Today, Bear had some visitors which was nice for him. My dad, stepmom and my littlest brother (who suddenly towers over me) came and Bear's sister came back with her husband and all of the kids. The other day it was just their youngest but today all the kids were out of school. I took pictures of Bear with the kids but I think I should ask permission before I post them.
Bear had alot of discomfort today. He was glad that his visitors came while the morphine was working, but before they came he was in a lot of pain and feeling like giving up. It is so hard for me to see him in so much pain. It is hard for me to be the strong one.
While he was eating his supper, we noticed how much muscle loss he has had in his hands. I took a photo for you to see.

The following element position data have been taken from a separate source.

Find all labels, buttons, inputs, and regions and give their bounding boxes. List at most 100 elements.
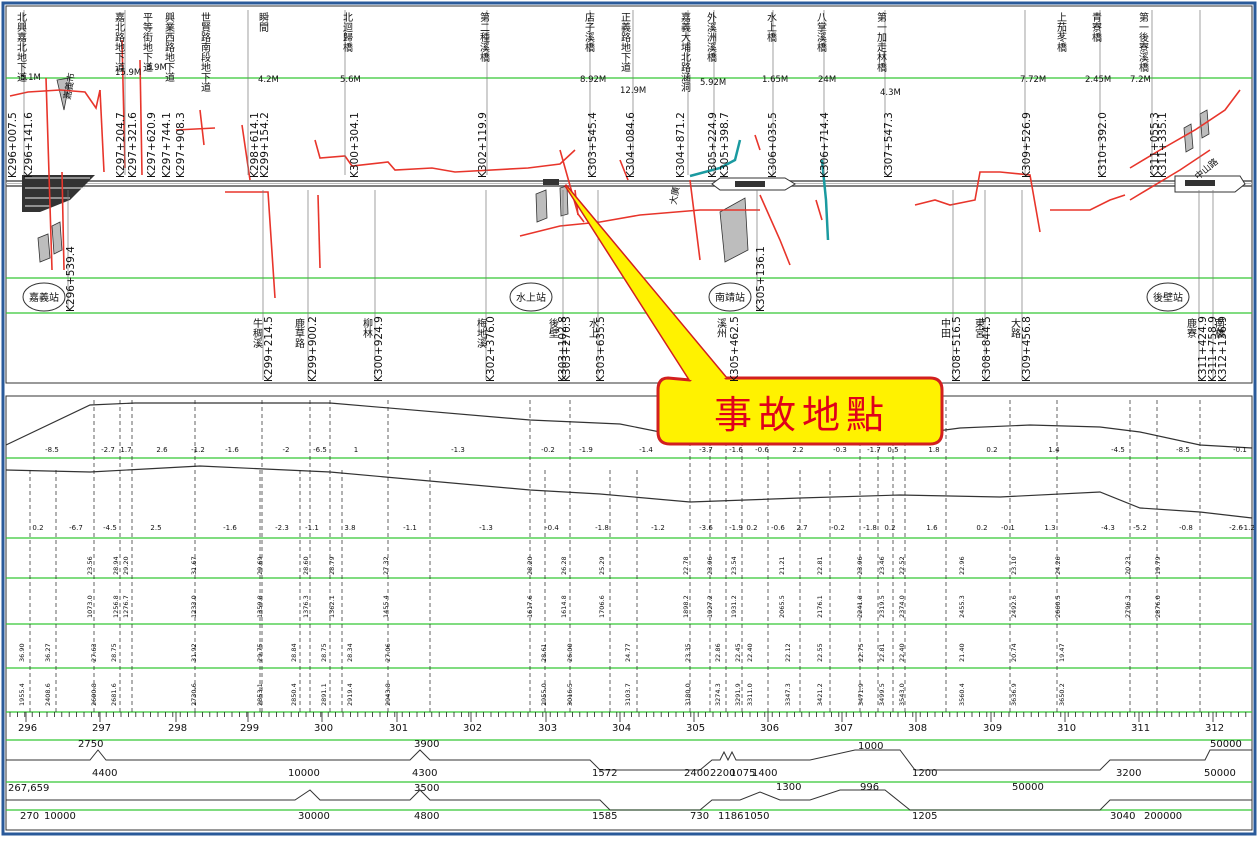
grad-top: -0.6 [755, 446, 769, 454]
top-label: 店子溪橋 [583, 11, 595, 53]
elev-row2: 1931.2 [730, 595, 738, 618]
grad-mid: -2.3 [275, 524, 289, 532]
elev-row2: 2374.0 [898, 595, 906, 618]
top-km-label: K306+035.5 [767, 112, 779, 178]
elev-row1: 28.94 [112, 556, 120, 575]
curve1-label: 1400 [752, 768, 777, 779]
grad-top: 0.2 [986, 446, 997, 454]
km-axis-label: 312 [1205, 723, 1224, 734]
elev-row1: 21.21 [778, 556, 786, 575]
elev-row3: 28.75 [320, 643, 328, 662]
km-axis-label: 308 [908, 723, 927, 734]
elev-row3: 31.92 [190, 643, 198, 662]
elev-row4: 3471.9 [857, 683, 865, 706]
top-note: 12.9M [620, 86, 646, 96]
curve-diagram [6, 749, 1252, 811]
grad-mid: 2.5 [150, 524, 161, 532]
top-km-label: K306+714.4 [819, 112, 831, 178]
km-axis-label: 296 [18, 723, 37, 734]
elev-row4: 3180.0 [684, 683, 692, 706]
elev-row1: 28.79 [328, 556, 336, 575]
bottom-km-label: K303+102.8 [557, 316, 569, 382]
curve2-label: 267,659 [8, 783, 49, 794]
grad-mid: -4.5 [103, 524, 117, 532]
elev-row1: 23.54 [730, 556, 738, 575]
grad-top: -6.5 [313, 446, 327, 454]
top-km-labels: K296+007.5 K296+141.6 K297+204.7 K297+321.6… [7, 112, 1169, 178]
elev-row4: 3016.5 [566, 683, 574, 706]
grad-mid: -6.7 [69, 524, 83, 532]
curve2-label: 3500 [414, 783, 439, 794]
grad-top: 0.5 [887, 446, 898, 454]
elev-row3: 20.74 [1010, 643, 1018, 662]
top-labels: 北興嘉北地下道 嘉北路地下道 平等街地下道 興業西路地下道 世賢路南段地下道 瞬間 北迴歸橋… [15, 11, 1149, 92]
grad-top: 1.8 [928, 446, 939, 454]
bottom-name-label: 牛稠溪 [251, 317, 263, 349]
bottom-name-label: 水上 [587, 318, 599, 338]
elev-row2: 1276.7 [122, 595, 130, 618]
curve1-label: 2750 [78, 739, 103, 750]
grad-mid: 1.3 [1044, 524, 1055, 532]
elev-row4: 2943.8 [384, 683, 392, 706]
elev-row4: 3543.0 [898, 683, 906, 706]
elev-row2: 1927.2 [706, 595, 714, 618]
km-axis-label: 302 [463, 723, 482, 734]
km-axis-label: 311 [1131, 723, 1150, 734]
km-axis-label: 301 [389, 723, 408, 734]
curve2-label: 30000 [298, 811, 330, 822]
elev-row2: 2319.5 [878, 595, 886, 618]
elev-row1: 20.23 [1124, 556, 1132, 575]
km-axis-label: 306 [760, 723, 779, 734]
top-km-label: K310+392.0 [1097, 112, 1109, 178]
elev-row3: 22.75 [857, 643, 865, 662]
top-label: 上茄苳橋 [1055, 12, 1067, 53]
elev-row1: 27.32 [382, 556, 390, 575]
elev-row4: 2681.6 [110, 683, 118, 706]
curve2-label: 1205 [912, 811, 937, 822]
bottom-km-label: K302+376.0 [485, 316, 497, 382]
bottom-km-label: K308+516.5 [951, 316, 963, 382]
top-km-label: K296+141.6 [23, 112, 35, 178]
station-name: 水上站 [516, 291, 546, 304]
elev-row2: 1233.0 [190, 595, 198, 618]
elev-row4: 3103.7 [624, 683, 632, 706]
main-track [6, 180, 1252, 187]
elev-row3: 36.27 [44, 643, 52, 662]
elev-row1: 23.96 [856, 556, 864, 575]
grad-top: -2.7 [101, 446, 115, 454]
grad-mid: -1.3 [479, 524, 493, 532]
grad-top: 1.7 [120, 446, 131, 454]
curve1-label: 10000 [288, 768, 320, 779]
km-axis-labels: 296 297 298 299 300 301 302 303 304 305 306 307 308 3… [18, 723, 1224, 734]
grad-mid: -1.1 [305, 524, 319, 532]
grad-top: 2.6 [156, 446, 168, 454]
curve1-label: 50000 [1204, 768, 1236, 779]
elev-row4: 3560.4 [958, 683, 966, 706]
grad-top: -0.1 [1233, 446, 1247, 454]
elev-row4: 1955.4 [18, 683, 26, 706]
top-km-label: K311+335.1 [1157, 112, 1169, 178]
elev-row4: 3347.3 [784, 683, 792, 706]
elev-row3: 21.40 [958, 643, 966, 662]
elev-row2: 1256.8 [112, 595, 120, 618]
elev-row1: 31.67 [190, 556, 198, 575]
grad-mid: -2.6 [1229, 524, 1243, 532]
grad-mid: -1.1 [403, 524, 417, 532]
bottom-name-label: 鹿草路 [293, 317, 305, 349]
elev-row3: 22.55 [816, 643, 824, 662]
station-yards [22, 175, 1246, 212]
elev-row3: 29.75 [256, 643, 264, 662]
elev-row3: 22.40 [746, 643, 754, 662]
top-note: 15.9M [115, 68, 141, 78]
station-name: 南靖站 [715, 291, 745, 304]
grad-mid: 0.2 [32, 524, 43, 532]
curve1-label: 1200 [912, 768, 937, 779]
bottom-name-labels: 牛稠溪 鹿草路 柳林 梅地溪 後壁 水上 溪州 中田 東宮 大路 鹿寮 南橋 [251, 317, 1225, 349]
top-note: 4.2M [258, 75, 279, 85]
bottom-name-label: 鹿寮 [1185, 317, 1197, 339]
grad-mid: -5.2 [1133, 524, 1147, 532]
curve1-label: 4300 [412, 768, 437, 779]
km-axis-label: 303 [538, 723, 557, 734]
elev-row3: 22.86 [714, 643, 722, 662]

It is very difficult for me to watch my husband deteriorate before my very own eyes. You have to understand, he has always been the strong one, the one who cared for me when I was ill and after the death of our little girl. I am supposed to be returning the favor but I fear I am failing to do so.
I am also beginning to feel the stress of going to the hospital every day. It takes me about half an hour to drive there each day and half an hour to drive back. Gas is not cheep these days, and it also costs me between $10-15 dollars each day to park my car. I either have to bring my own food or I will have to buy food from their cafeteria. Today I bought myself a wrap for lunch and it cost nearly $6. A bottle of pop is $2 so I try to bring a drink from home.
I fear that as it begins to get darker earlier and earlier, my visits with my husband will become shorter and shorter. I do not like driving in the dark, especially with my tendency to fall asleep at the wheel. It being dark only enhances the possibility of this happening.
Both of us are feeling depression and I think we are both near the completely give up stage. We are both exhausted and feeling like we've been picked on one time too many.